Bild: Die Warnung ist nicht neu, die Idee eines Entlastungstarifvertrages schon
Berlin taz | Keine Bildung, sondern nur noch Aufbewahrung der Kinder –
unter den derzeitigen Umständen können Erzieher:innen oft nicht mehr
leisten. Seit Jahren warnen Kitabeschäftigte auf Demos, Protestaktionen und
in Brandbriefen vor einem Zusammenbruch des Kita-Systems. Doch geändert hat
sich bislang wenig. Nun will die Dienstleistungsgewerkschaft Verdi mit
einem Entlastungstarifvertrag die Arbeitsbedingungen deutlich verbessern.
„Die Beschäftigten stehen kollektiv vorm Burn-out“, sagt
Verdi-Gewerkschaftssekretärin Tina Böhm. Schon seit vielen Jahren würden
[1][Kitas weit über ihrer Belastungsgrenze] arbeiten. Mit dem Tarifvertrag
will Verdi Probleme angehen, die Beschäftigte immer wieder äußern. Etwa
eine deutliche Verbesserung des Personalschlüssels, zum Beispiel durch die
Anrechnungen von Vor- und Nachbereitungen.
Viele Aufgaben, die zum Arbeitsalltag gehören, sind keine direkte
Kinderbetreuung. Trotzdem wird diese Arbeitszeit im Personalschlüssel als
Betreuungszeit mit eingerechnet, erklärt Böhm.

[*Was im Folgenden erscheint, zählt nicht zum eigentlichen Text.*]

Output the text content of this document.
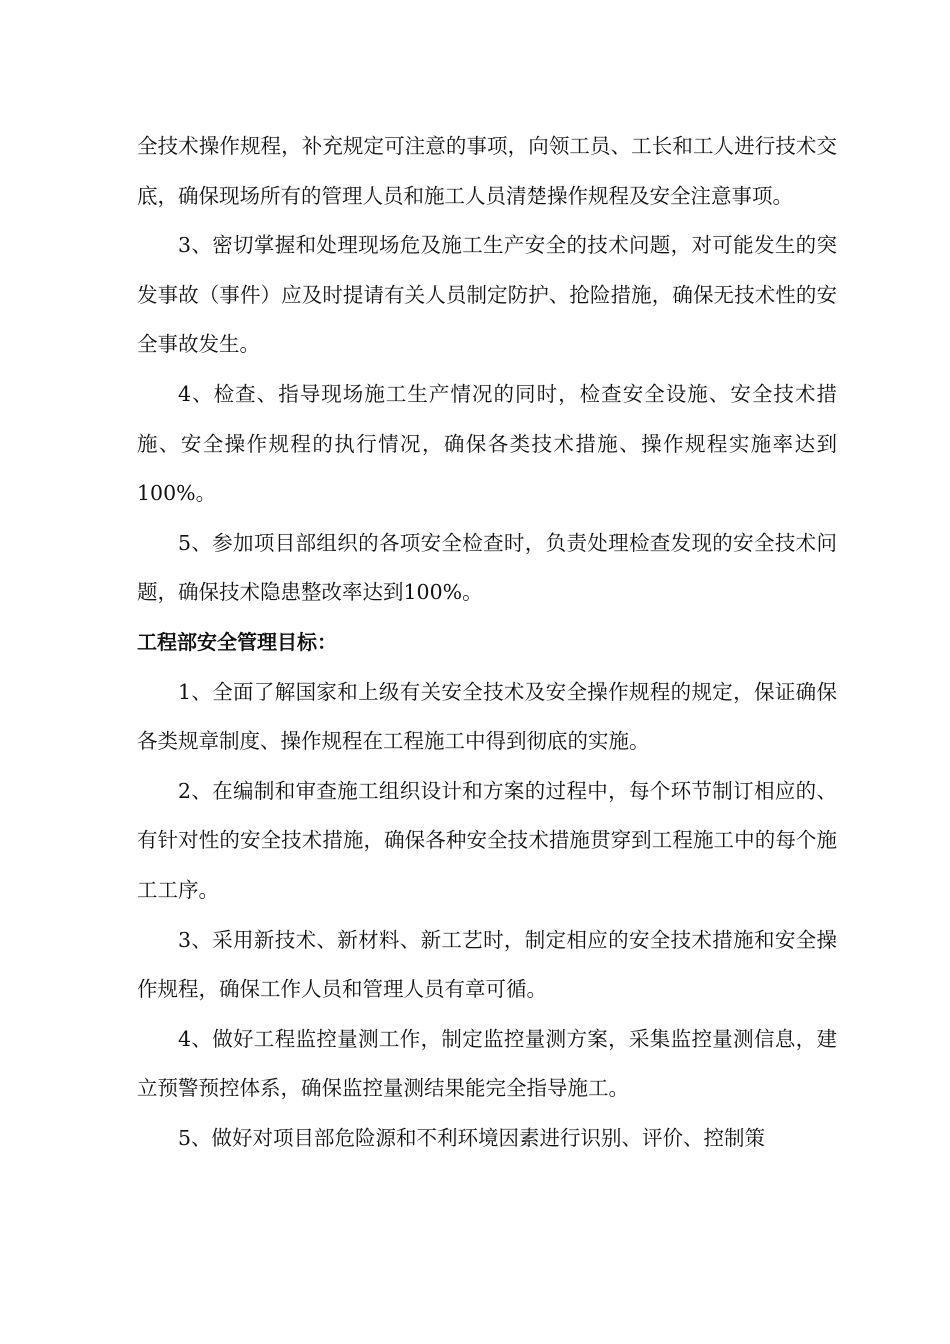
全技术操作规程，补充规定可注意的事项，向领工员、工长和工人进行技术交底，确保现场所有的管理人员和施工人员清楚操作规程及安全注意事项。

3、密切掌握和处理现场危及施工生产安全的技术问题，对可能发生的突发事故（事件）应及时提请有关人员制定防护、抢险措施，确保无技术性的安全事故发生。

4、检查、指导现场施工生产情况的同时，检查安全设施、安全技术措施、安全操作规程的执行情况，确保各类技术措施、操作规程实施率达到100%。

5、参加项目部组织的各项安全检查时，负责处理检查发现的安全技术问题，确保技术隐患整改率达到100%。

工程部安全管理目标：

1、全面了解国家和上级有关安全技术及安全操作规程的规定，保证确保各类规章制度、操作规程在工程施工中得到彻底的实施。

2、在编制和审查施工组织设计和方案的过程中，每个环节制订相应的、有针对性的安全技术措施，确保各种安全技术措施贯穿到工程施工中的每个施工工序。

3、采用新技术、新材料、新工艺时，制定相应的安全技术措施和安全操作规程，确保工作人员和管理人员有章可循。

4、做好工程监控量测工作，制定监控量测方案，采集监控量测信息，建立预警预控体系，确保监控量测结果能完全指导施工。

5、做好对项目部危险源和不利环境因素进行识别、评价、控制策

Dazu gehören Fortbildungen,
Urlaub oder auch Elterngespräche.
Konkrete Forderungen will Verdi jedoch erst nach einer
Beschäftigtenbefragung entwickeln. Dabei fokussiert sich die Gewerkschaft
zunächst nur auf die 7.600 Beschäftigten der fünf Berliner
Kita-Eigenbetriebe. Das entspricht rund einem Fünftel aller
Erzieher:innen, der Großteil ist bei freien Trägern angestellt. Dort
sind die Probleme ähnlich. Da es sich beim Entlastungstarifvertrag im
Kitabereich um ein Pilotprojekt handelt, will Verdi zunächst mit den
staatlichen Kitas anfangen. „Uns ist bewusst, dass es keine leichten
Verhandlungen werden“, sagt Böhm. Mit dem Land Berlin habe die Gewerkschaft
aber einen direkten Ansprechpartner.
## Entlastungstarifverträge im Trend
Grund für die prekäre Situation ist vor allem ein erheblicher Mangel an
Fachkräften. Laut einer Ende November erschienenen Studie der Bertelsmann
Stiftung fehlen allein in Berlin knapp 20.000 Erzieher:innen.

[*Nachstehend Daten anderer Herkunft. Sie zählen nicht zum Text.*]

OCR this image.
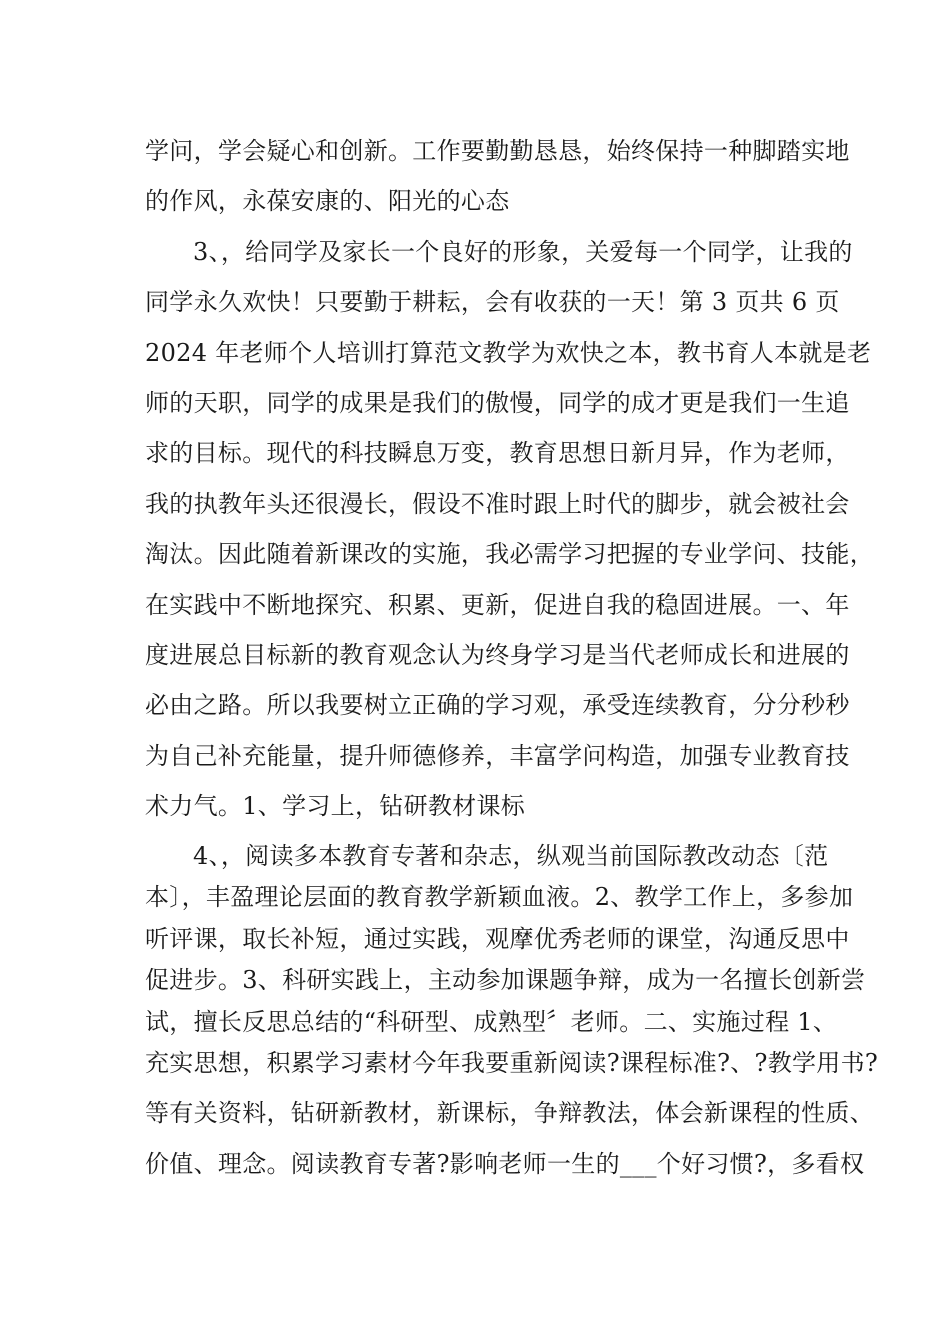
学问，学会疑心和创新。工作要勤勤恳恳，始终保持一种脚踏实地
的作风，永葆安康的、阳光的心态
3、，给同学及家长一个良好的形象，关爱每一个同学，让我的
同学永久欢快！只要勤于耕耘，会有收获的一天！第 3 页共 6 页
2024 年老师个人培训打算范文教学为欢快之本，教书育人本就是老
师的天职，同学的成果是我们的傲慢，同学的成才更是我们一生追
求的目标。现代的科技瞬息万变，教育思想日新月异，作为老师，
我的执教年头还很漫长，假设不准时跟上时代的脚步，就会被社会
淘汰。因此随着新课改的实施，我必需学习把握的专业学问、技能，
在实践中不断地探究、积累、更新，促进自我的稳固进展。一、年
度进展总目标新的教育观念认为终身学习是当代老师成长和进展的
必由之路。所以我要树立正确的学习观，承受连续教育，分分秒秒
为自己补充能量，提升师德修养，丰富学问构造，加强专业教育技
术力气。1、学习上，钻研教材课标
4、，阅读多本教育专著和杂志，纵观当前国际教改动态〔范
本〕，丰盈理论层面的教育教学新颖血液。2、教学工作上，多参加
听评课，取长补短，通过实践，观摩优秀老师的课堂，沟通反思中
促进步。3、科研实践上，主动参加课题争辩，成为一名擅长创新尝
试，擅长反思总结的“科研型、成熟型〞老师。二、实施过程 1、
充实思想，积累学习素材今年我要重新阅读?课程标准?、?教学用书?
等有关资料，钻研新教材，新课标，争辩教法，体会新课程的性质、
价值、理念。阅读教育专著?影响老师一生的___个好习惯?，多看权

Dementsprechend leidet die Qualität der Betreuung: Laut Studie werden mehr
als drei Viertel der Kitakinder in Gruppen betreut, deren Personalschlüssel
nicht den kindgerechten Empfehlungen entsprechen.

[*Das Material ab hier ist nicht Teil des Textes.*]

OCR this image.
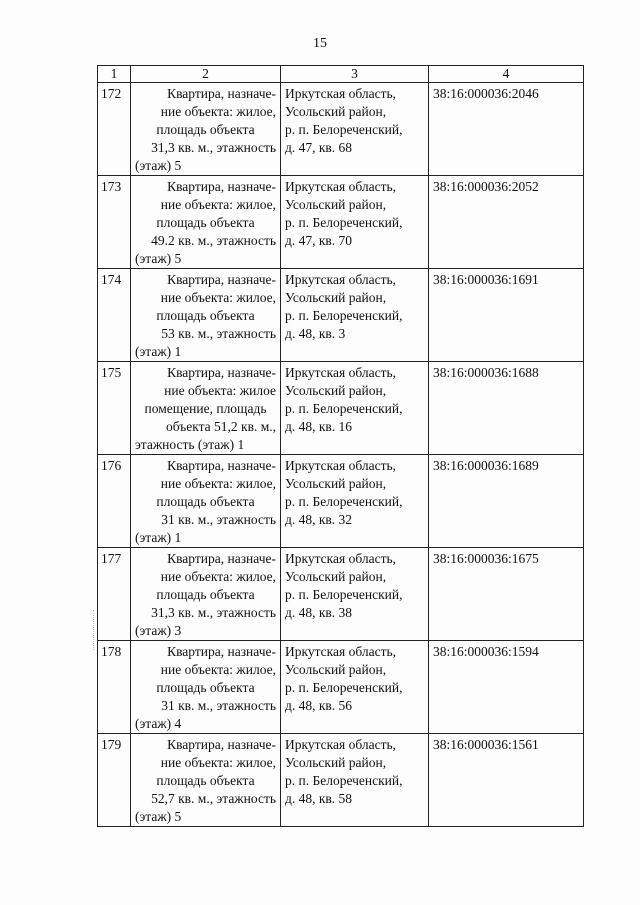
15
1	2	3	4
172	Квартира, назначе-
ние объекта: жилое,
площадь объекта
31,3 кв. м., этажность
(этаж) 5	Иркутская область,
Усольский район,
р. п. Белореченский,
д. 47, кв. 68	38:16:000036:2046
173	Квартира, назначе-
ние объекта: жилое,
площадь объекта
49.2 кв. м., этажность
(этаж) 5	Иркутская область,
Усольский район,
р. п. Белореченский,
д. 47, кв. 70	38:16:000036:2052
174	Квартира, назначе-
ние объекта: жилое,
площадь объекта
53 кв. м., этажность
(этаж) 1	Иркутская область,
Усольский район,
р. п. Белореченский,
д. 48, кв. 3	38:16:000036:1691
175	Квартира, назначе-
ние объекта: жилое
помещение, площадь
объекта 51,2 кв. м.,
этажность (этаж) 1	Иркутская область,
Усольский район,
р. п. Белореченский,
д. 48, кв. 16	38:16:000036:1688
176	Квартира, назначе-
ние объекта: жилое,
площадь объекта
31 кв. м., этажность
(этаж) 1	Иркутская область,
Усольский район,
р. п. Белореченский,
д. 48, кв. 32	38:16:000036:1689
177	Квартира, назначе-
ние объекта: жилое,
площадь объекта
31,3 кв. м., этажность
(этаж) 3	Иркутская область,
Усольский район,
р. п. Белореченский,
д. 48, кв. 38	38:16:000036:1675
178	Квартира, назначе-
ние объекта: жилое,
площадь объекта
31 кв. м., этажность
(этаж) 4	Иркутская область,
Усольский район,
р. п. Белореченский,
д. 48, кв. 56	38:16:000036:1594
179	Квартира, назначе-
ние объекта: жилое,
площадь объекта
52,7 кв. м., этажность
(этаж) 5	Иркутская область,
Усольский район,
р. п. Белореченский,
д. 48, кв. 58	38:16:000036:1561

Das ist belastend für Kinder und Erzieher:innen. „Viele Kolleginnen und
Kollegen haben der Branche längst den Rücken gekehrt“, sagt Böhm. Der
Exodus verstärkt die Belastung für die verbliebenen Erzieher:innen, eine
hohe Fluktuation in den Einrichtungen ist die Folge. Laut einer Umfrage des
Trägerverbands Kita Stimme bleibt ein Fünftel der Beschäftigten nicht
länger als ein Jahr in einer Einrichtung.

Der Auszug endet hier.